Inspirasi Gli Azzurri dan Titik Balik Semangat

Syukurlah, kita hidup di negara yang makmur dengan tayangan sepak bola dunia. Kemakmuran yang muncul berkat kecanggihan tehnologi dan gelombang industrialisasi. Hal ini mengingatkan pada isi skripsi saya yang mengutip pemikiran Arjun Appadurai dalam Modernity at Large: Cultural Dimension of Globalization, tentang adanya lima arus global yaitu ethnoscapes, technoscapes, financescapes, mediascapes, dan ideoscapes. Dalam hal ini saya mengalami dua arus global Sajian tayangan langsung sepak bola dari belahan dunia lain ini merupakan arus global dalam bidang media (mediascapes). Saya kemudian mengalami arus global yang lain ketika saya, yang di Indonesia, ikut larut dalam selebrasi transnasional untuk keberhasilan tim favorit saya Gli Azzurri Italia menjadi Campioni del Mondo dengan menggondol FIFA World Cup 2006 di Olympia-stadion Berlin. Jadi tidak hanya dirayakan di Berlin (Jerman) dan seluruh Italia, tetapi juga di belahan dunia lainnya (ideoscapes).
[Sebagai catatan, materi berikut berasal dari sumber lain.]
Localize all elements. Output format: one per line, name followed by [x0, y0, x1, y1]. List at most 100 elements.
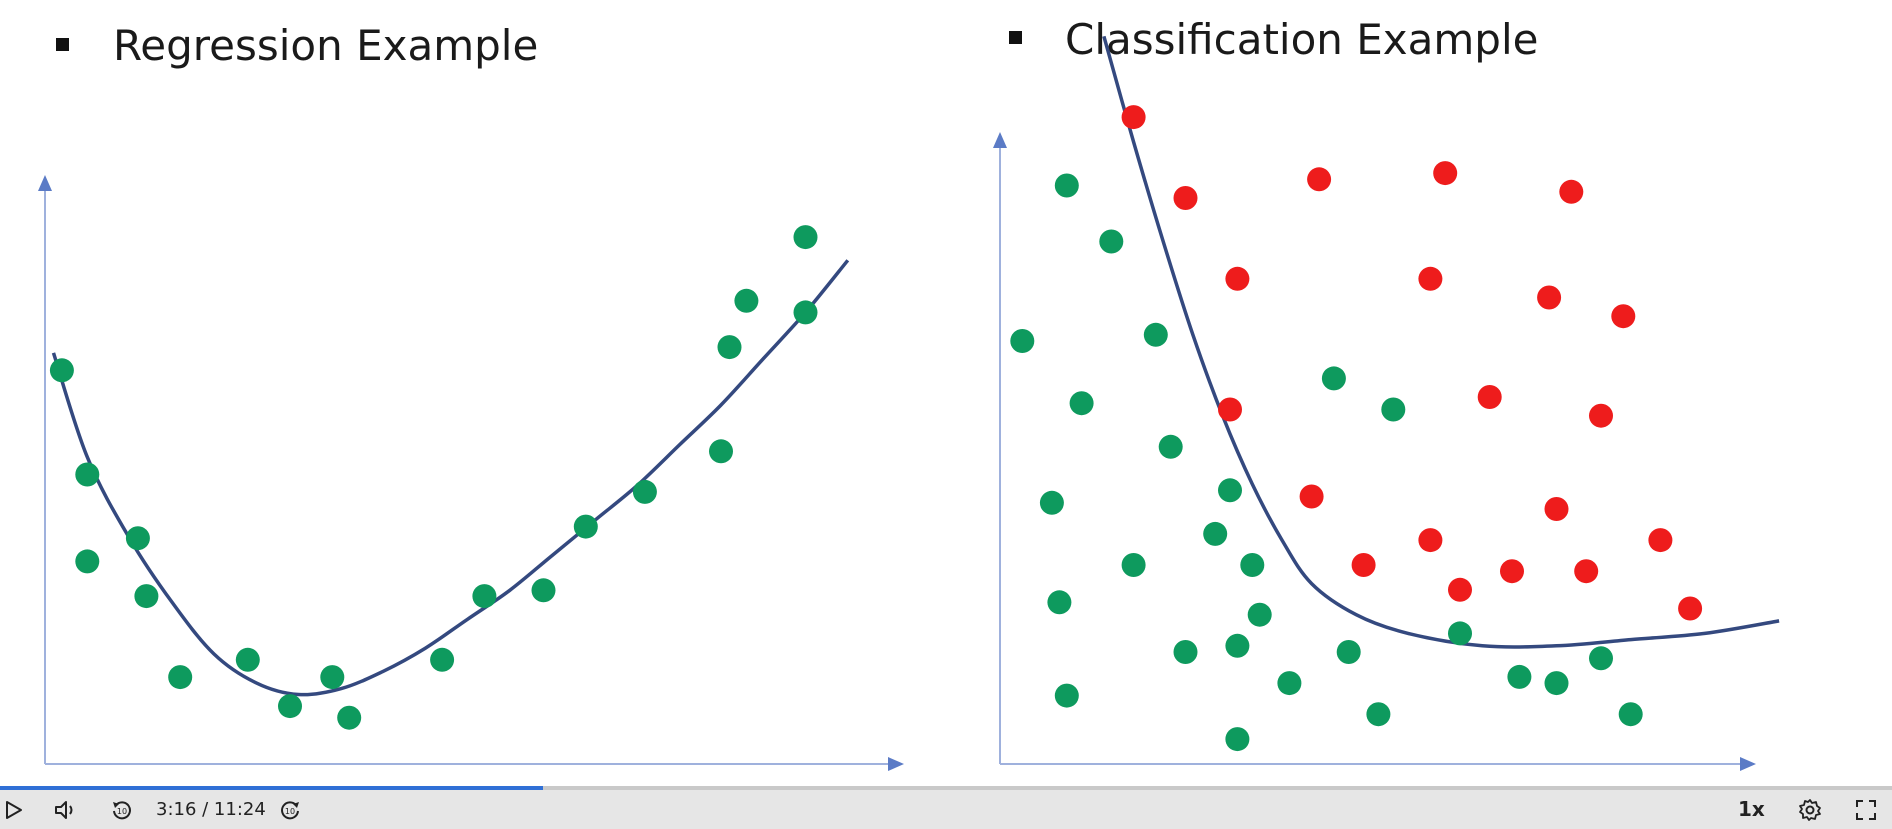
class-a-point — [1336, 640, 1361, 664]
regression-data-point — [125, 526, 150, 551]
settings-icon — [1799, 798, 1821, 821]
class-a-point — [1203, 521, 1228, 546]
classification-title: Classification Example — [1065, 15, 1538, 64]
class-a-point — [1069, 391, 1094, 416]
class-a-point — [1321, 366, 1346, 391]
class-a-point — [1010, 329, 1035, 353]
svg-text:10: 10 — [285, 807, 295, 816]
class-b-point — [1218, 397, 1242, 422]
regression-data-point — [278, 694, 302, 719]
forward-10-icon: 10 — [281, 800, 299, 819]
class-b-point — [1537, 285, 1562, 310]
class-a-point — [1047, 590, 1072, 615]
regression-data-point — [717, 335, 742, 360]
regression-data-point — [734, 288, 759, 313]
class-a-point — [1366, 702, 1391, 727]
class-a-point — [1247, 602, 1272, 627]
regression-points — [49, 225, 818, 730]
class-b-point — [1500, 559, 1524, 584]
fullscreen-button[interactable] — [1852, 790, 1880, 829]
classification-decision-boundary — [1102, 35, 1780, 649]
regression-data-point — [709, 439, 733, 464]
regression-data-point — [337, 705, 362, 730]
classification-x-arrow — [1740, 757, 1756, 771]
regression-chart — [38, 175, 904, 771]
video-controls-bar: 10 3:16 / 11:24 10 1x — [0, 786, 1892, 829]
class-b-point — [1544, 497, 1569, 521]
class-b-point — [1477, 385, 1502, 409]
class-a-point — [1589, 646, 1613, 671]
regression-data-point — [168, 665, 193, 690]
regression-data-point — [632, 479, 657, 504]
class-a-point — [1158, 434, 1183, 459]
class-b-point — [1648, 528, 1673, 553]
settings-button[interactable] — [1796, 790, 1824, 829]
svg-text:10: 10 — [117, 807, 127, 816]
class-a-point — [1618, 702, 1643, 727]
class-b-point — [1418, 528, 1443, 553]
progress-bar[interactable] — [0, 786, 1892, 790]
class-b-point — [1678, 596, 1703, 621]
regression-data-point — [75, 462, 100, 487]
class-b-point — [1418, 266, 1443, 291]
regression-data-point — [235, 647, 260, 672]
regression-data-point — [320, 665, 345, 690]
regression-data-point — [472, 584, 497, 609]
regression-fit-curve — [51, 259, 850, 697]
volume-button[interactable] — [52, 790, 80, 829]
time-display: 3:16 / 11:24 — [156, 799, 266, 820]
class-a-point — [1448, 621, 1472, 646]
class-b-point — [1433, 161, 1458, 186]
class-a-point — [1277, 671, 1302, 696]
rewind-10-icon: 10 — [113, 800, 131, 819]
class-a-point — [1054, 173, 1079, 198]
class-a-point — [1039, 490, 1064, 515]
class-b-point — [1173, 186, 1198, 210]
class-b-point — [1351, 553, 1376, 577]
volume-icon — [55, 800, 73, 819]
classification-points — [1010, 105, 1703, 752]
class-b-point — [1448, 577, 1472, 602]
regression-y-arrow — [38, 175, 52, 191]
class-a-point — [1121, 553, 1146, 577]
class-a-point — [1218, 478, 1242, 503]
class-a-point — [1240, 553, 1265, 577]
class-b-point — [1225, 266, 1250, 291]
play-icon — [6, 800, 22, 819]
regression-data-point — [793, 225, 818, 250]
class-b-point — [1574, 559, 1599, 584]
regression-data-point — [134, 584, 159, 609]
regression-x-arrow — [888, 757, 904, 771]
class-a-point — [1507, 664, 1532, 689]
class-a-point — [1225, 633, 1250, 658]
regression-data-point — [793, 300, 818, 325]
class-a-point — [1544, 671, 1569, 696]
class-a-point — [1143, 322, 1168, 347]
classification-chart — [993, 35, 1780, 771]
regression-data-point — [75, 549, 100, 574]
class-a-point — [1099, 229, 1124, 254]
regression-data-point — [573, 514, 598, 539]
regression-data-point — [430, 647, 455, 672]
bullet-left — [56, 38, 69, 51]
class-a-point — [1381, 397, 1406, 422]
classification-y-arrow — [993, 132, 1007, 148]
class-a-point — [1054, 683, 1079, 708]
class-b-point — [1299, 484, 1324, 509]
forward-10-button[interactable]: 10 — [276, 790, 304, 829]
regression-data-point — [531, 578, 556, 603]
class-b-point — [1559, 179, 1584, 204]
regression-title: Regression Example — [113, 21, 538, 70]
play-button[interactable] — [0, 790, 28, 829]
class-b-point — [1589, 403, 1613, 428]
class-b-point — [1611, 304, 1636, 329]
class-a-point — [1225, 727, 1250, 752]
regression-data-point — [49, 358, 74, 383]
rewind-10-button[interactable]: 10 — [108, 790, 136, 829]
bullet-right — [1009, 31, 1022, 44]
progress-fill — [0, 786, 543, 790]
class-b-point — [1121, 105, 1146, 130]
playback-speed-button[interactable]: 1x — [1738, 797, 1765, 821]
fullscreen-icon — [1856, 799, 1876, 820]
Saya mengamini tesis Arjun Appadurai, mengalami selebrasi sekaligus inspirasi transnasional kegemilangan Fabio Cannavaro dkk.

Kemenangan Italia, ditentukan oleh sepakan penalti pemain bernomor punggung tiga bernama Fabio Grosso, selain menghibur juga menyadarkan akan semangat baru. Kenyataan menyebutkan bahwa kegemilangan anak-anak negerinya Leonardo da Vinci hadir disaat sepak bola dalam negeri mereka tersudut akibat Calciopoli, skandal pengaturan skor di Liga Serie A. Sebuah skandal yang memaksa Franco Carraro sebagai presiden FIGC (Federazione Italiana Giuoco Calcio) lengser keprabon dan memicu penyelidikan serius yang melibatkan unsur-unsur penting yang dimiliki oleh negara tersebut. Hal yang pastinya akan berbeda jika terjadi di Indonesia, si pucuk pimpinan mustahil legowo untuk mundur dan para pemainnya belum tentu punya tanggung jawab moral untuk membantu memulihkan nama baik negaranya dengan prestasinya. Dan kasusnya pun dijamin akan menguap layaknya kasus-kasus lain dalam masyarakat. Italia memang negara besar yang punya sumber daya dan pengalaman lebih dari cukup untuk bangkit dan merangkai prestasi. Namun dari hajatan di Jerman kita ditunjukkan kenyataan bahwa, yang sedang dirundung konflik seperti Pantai Gading atau negara miskin macam Togo pun bisa melangkah jauh mengukir prestasi. Selagi berandai-andai, optimisme itu pulang ke rumah pikiran mengajak untuk lebih baik bekerja dan berpikir keras menyingkirkan hambatan-hambatan yang mengganggu.

You’ll Never Walk Alone: Persahabatan Dunia Maya
Come back atau lebih tepatnya anugerah semangat yang tak dinyana-nyana ini nyatanya bukan hasil kontemplasi dan introspeksi diri semata akan tetapi baik langsung ataupun tidak berkat inspirasi dari peristiwa dan beberapa person. Beberapa peristiwa yang berjasa mengapungkan semangat itu telah coba dikisahkan diatas. Nah, untuk selanjutnya adalah cerita tentang beberapa sosok yang berjasa.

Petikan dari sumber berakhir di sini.